В новый день (Медведев) - страница 4

Пока не дала.

Смерть любит играть в недотрогу.

Но, знаете что?

Я не хочу умирать. Уж поверьте — умирать я еще как не хочу. Но вот рыть себе могилу и вгонять себя в гроб — всегда пожалуйста.

Что дает мне силы продолжать? Воспоминания, алкоголь. Какие‑то обстоятельства, приводящие все в действие, как домино.

Что ж, пошло-поехало. В конце ли я этого ряда, в начале ли, в конце — не так уж и важно. Одиссей, уставший думать.

С того же столика, где лежали сигареты, я беру полупустую бутылку, ищу глазами стакан (не забываем про этикет!) но в итоге делаю пару глотков из горла.

Да уж.

Пробрало.

Как масленка для Железного дровосека. Дороти, постучи туфельками, и пошли отсюда к чертовой матери, прямо в Канзас, мне даже сердца уже не надо. К черту Гудвина, что с него взять, старого мошенника. Иди домой, играй с собакой своей, а я тут просто поваляюсь, пока не заржавею окончательно. Надоели мне эти летающие макаки, которые были на службе у… я забыл, какая это была ведьма. Но имеет ли это хоть малейшее значение? Все эти ведьмы, сидящие на вершине своих черных неприступных замков для меня на одно лицо.

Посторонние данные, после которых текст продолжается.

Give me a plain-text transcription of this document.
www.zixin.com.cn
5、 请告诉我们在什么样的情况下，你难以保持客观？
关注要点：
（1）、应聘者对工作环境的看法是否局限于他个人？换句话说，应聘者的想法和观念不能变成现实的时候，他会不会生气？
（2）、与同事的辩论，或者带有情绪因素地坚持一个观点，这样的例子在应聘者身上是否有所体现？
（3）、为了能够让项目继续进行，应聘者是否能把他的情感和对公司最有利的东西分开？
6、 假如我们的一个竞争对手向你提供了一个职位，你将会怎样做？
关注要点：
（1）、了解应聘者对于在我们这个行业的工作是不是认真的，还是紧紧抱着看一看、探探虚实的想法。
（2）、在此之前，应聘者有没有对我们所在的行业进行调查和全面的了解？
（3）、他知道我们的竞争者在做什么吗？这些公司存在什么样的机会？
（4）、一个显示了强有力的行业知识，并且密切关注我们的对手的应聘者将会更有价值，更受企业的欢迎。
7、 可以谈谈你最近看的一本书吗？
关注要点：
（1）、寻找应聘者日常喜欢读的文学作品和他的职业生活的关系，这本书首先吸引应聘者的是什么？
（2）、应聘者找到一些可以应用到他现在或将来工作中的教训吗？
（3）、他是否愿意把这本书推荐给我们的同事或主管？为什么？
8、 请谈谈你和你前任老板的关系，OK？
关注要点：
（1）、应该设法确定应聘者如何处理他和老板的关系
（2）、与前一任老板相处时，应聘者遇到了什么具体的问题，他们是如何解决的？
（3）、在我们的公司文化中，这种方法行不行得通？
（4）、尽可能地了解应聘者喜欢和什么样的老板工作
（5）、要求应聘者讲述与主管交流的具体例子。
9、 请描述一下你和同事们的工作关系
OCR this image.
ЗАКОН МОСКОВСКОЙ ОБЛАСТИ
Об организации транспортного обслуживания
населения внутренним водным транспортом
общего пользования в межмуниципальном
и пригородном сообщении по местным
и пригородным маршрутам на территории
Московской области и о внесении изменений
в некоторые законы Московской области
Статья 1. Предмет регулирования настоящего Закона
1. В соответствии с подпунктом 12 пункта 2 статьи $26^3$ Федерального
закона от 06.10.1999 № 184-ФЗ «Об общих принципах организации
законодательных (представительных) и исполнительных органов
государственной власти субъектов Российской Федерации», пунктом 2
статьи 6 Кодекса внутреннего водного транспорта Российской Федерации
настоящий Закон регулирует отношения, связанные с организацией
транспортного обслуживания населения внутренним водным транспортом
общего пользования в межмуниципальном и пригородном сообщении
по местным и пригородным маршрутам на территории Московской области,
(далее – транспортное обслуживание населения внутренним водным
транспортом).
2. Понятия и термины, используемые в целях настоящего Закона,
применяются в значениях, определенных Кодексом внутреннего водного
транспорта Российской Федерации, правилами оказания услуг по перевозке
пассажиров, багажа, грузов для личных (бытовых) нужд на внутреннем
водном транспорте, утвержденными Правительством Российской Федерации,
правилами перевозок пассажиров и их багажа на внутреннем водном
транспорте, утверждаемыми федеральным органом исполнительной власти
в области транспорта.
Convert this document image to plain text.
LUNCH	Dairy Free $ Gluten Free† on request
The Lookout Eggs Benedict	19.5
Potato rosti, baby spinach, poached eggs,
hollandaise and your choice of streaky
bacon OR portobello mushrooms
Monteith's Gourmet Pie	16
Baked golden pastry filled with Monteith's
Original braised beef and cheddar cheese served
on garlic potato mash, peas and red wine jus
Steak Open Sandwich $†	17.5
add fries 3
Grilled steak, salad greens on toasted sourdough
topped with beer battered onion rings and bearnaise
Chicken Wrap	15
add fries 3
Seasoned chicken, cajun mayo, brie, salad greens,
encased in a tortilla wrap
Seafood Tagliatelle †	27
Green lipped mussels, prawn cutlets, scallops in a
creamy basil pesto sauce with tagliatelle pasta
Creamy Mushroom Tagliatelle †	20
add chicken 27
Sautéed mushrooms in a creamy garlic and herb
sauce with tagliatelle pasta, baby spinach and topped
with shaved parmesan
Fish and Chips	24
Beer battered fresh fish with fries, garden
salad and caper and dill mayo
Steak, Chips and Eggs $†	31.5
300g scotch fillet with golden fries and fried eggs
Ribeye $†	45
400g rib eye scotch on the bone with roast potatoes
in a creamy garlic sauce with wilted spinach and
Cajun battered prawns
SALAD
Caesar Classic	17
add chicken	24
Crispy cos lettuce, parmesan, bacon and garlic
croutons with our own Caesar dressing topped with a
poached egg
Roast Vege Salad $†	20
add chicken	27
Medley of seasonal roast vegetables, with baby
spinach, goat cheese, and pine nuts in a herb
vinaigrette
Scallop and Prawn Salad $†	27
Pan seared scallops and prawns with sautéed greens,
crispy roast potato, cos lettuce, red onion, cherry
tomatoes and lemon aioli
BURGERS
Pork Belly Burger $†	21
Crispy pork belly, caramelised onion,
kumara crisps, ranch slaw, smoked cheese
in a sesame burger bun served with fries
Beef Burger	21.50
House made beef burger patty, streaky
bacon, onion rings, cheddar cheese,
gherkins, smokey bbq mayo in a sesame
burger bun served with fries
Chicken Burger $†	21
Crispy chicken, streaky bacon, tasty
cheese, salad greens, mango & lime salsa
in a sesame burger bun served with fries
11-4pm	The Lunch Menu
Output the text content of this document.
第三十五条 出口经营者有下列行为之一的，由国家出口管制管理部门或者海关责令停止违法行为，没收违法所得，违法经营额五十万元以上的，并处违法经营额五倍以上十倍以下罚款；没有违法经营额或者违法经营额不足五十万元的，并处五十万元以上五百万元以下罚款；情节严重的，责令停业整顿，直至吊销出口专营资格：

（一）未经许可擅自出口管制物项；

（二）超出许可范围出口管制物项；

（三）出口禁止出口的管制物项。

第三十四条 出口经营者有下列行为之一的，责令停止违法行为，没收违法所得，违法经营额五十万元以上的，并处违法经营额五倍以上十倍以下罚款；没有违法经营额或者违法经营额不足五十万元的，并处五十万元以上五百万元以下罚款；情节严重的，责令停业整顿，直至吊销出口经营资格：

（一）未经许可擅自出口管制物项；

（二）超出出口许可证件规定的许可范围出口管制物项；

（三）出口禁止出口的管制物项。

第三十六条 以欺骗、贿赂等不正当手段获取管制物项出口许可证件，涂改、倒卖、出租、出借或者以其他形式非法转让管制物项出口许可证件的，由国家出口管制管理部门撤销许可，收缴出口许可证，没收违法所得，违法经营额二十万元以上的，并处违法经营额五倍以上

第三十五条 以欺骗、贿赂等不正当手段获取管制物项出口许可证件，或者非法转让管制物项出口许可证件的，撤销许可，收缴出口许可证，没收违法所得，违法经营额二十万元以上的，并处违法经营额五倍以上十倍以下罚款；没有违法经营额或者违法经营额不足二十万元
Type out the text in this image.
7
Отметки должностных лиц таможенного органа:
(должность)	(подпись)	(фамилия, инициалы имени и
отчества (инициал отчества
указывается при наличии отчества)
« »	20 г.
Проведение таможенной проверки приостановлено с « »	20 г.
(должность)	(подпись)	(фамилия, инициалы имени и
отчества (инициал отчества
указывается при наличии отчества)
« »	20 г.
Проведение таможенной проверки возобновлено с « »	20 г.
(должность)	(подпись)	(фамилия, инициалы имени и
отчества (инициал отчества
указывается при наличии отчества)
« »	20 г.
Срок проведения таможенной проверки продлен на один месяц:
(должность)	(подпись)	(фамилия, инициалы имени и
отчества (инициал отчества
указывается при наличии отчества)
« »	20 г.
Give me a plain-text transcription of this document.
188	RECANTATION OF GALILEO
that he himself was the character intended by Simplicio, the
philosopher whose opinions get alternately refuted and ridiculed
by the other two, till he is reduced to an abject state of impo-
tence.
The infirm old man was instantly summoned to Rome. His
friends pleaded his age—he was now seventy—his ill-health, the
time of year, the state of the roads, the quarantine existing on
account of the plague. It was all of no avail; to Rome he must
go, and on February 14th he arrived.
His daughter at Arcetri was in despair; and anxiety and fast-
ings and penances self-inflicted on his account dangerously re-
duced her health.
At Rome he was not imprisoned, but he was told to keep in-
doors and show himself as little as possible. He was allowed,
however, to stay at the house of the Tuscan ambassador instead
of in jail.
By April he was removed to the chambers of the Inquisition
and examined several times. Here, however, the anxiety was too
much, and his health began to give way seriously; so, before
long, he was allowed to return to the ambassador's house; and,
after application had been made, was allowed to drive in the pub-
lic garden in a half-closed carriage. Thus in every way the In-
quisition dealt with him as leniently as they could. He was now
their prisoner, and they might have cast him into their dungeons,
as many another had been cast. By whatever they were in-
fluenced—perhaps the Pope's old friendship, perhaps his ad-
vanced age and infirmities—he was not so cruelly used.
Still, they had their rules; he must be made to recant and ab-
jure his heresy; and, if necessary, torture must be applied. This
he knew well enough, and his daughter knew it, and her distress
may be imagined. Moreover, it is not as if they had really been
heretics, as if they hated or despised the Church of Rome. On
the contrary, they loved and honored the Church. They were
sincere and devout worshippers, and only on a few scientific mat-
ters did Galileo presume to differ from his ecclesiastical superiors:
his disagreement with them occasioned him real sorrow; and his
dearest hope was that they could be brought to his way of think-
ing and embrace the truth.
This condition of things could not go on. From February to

Одна из этих летающих макак них чуть не тыкнула лучом света мне прямо в окно, но затем послышался удаляющийся рокот ее лопастей-крыльев. Ложная тревога.

Поставив бутылку на место, я взял телефон, посмотрел в последний раз на время и начал собираться. Торопливо застегнул рубашку, стряхнул с нее пепел, накинул на шею черный узкий галстук, подобрал с пола пальто.

Чего‑то не хватает — да, револьвер. Я проверил барабан. Пусто. Надо будет разжиться патронами где‑нибудь — хм, вот и повод зайти к моему дружку-хакеру (только не называйте его хакером, он считает это слишком варварским словом).

Люди часто жалуются, что их желания никем никогда не учитываются, что всем наплевать на то, чего им действительно хочется. Но вряд ли их желания соразмерны с моими мольбами хоть раз не доставать оружие и не подмешивать в чье‑либо серое вещество другое серое вещество. Одним словом — свинство какое‑то. Я сегодня в ударе.

Не хотите по-хорошему — будет вам по-плохому. Все честно.

Пока я засовывал револьвер в карман пальто, я нащупал колбочку тоника. Синеватая жидкость, заполнявшая ее наполовину, колыхалась, подергивалась и переливалась самыми разными красками, словно исполнявшая танец живота фигуристая арабка с живыми, чувственными формами.

Завлекая.

Потому что танцует уж больно хорошо.

Но, к сожалению, душечка, ты меня…

Душишь.

Но мы встретимся скоро, ладно?

Не сейчас.

Расскажешь мне очередную сказку эту ночью — но когда она закончится, и иллюзия из дурманящего тумана прогонит меня на серый асфальт реальности, выкинет, как хозяин харчевни очередного забулдыгу, и я буду чувствовать себя не лучше, чем харчок туберкулезника.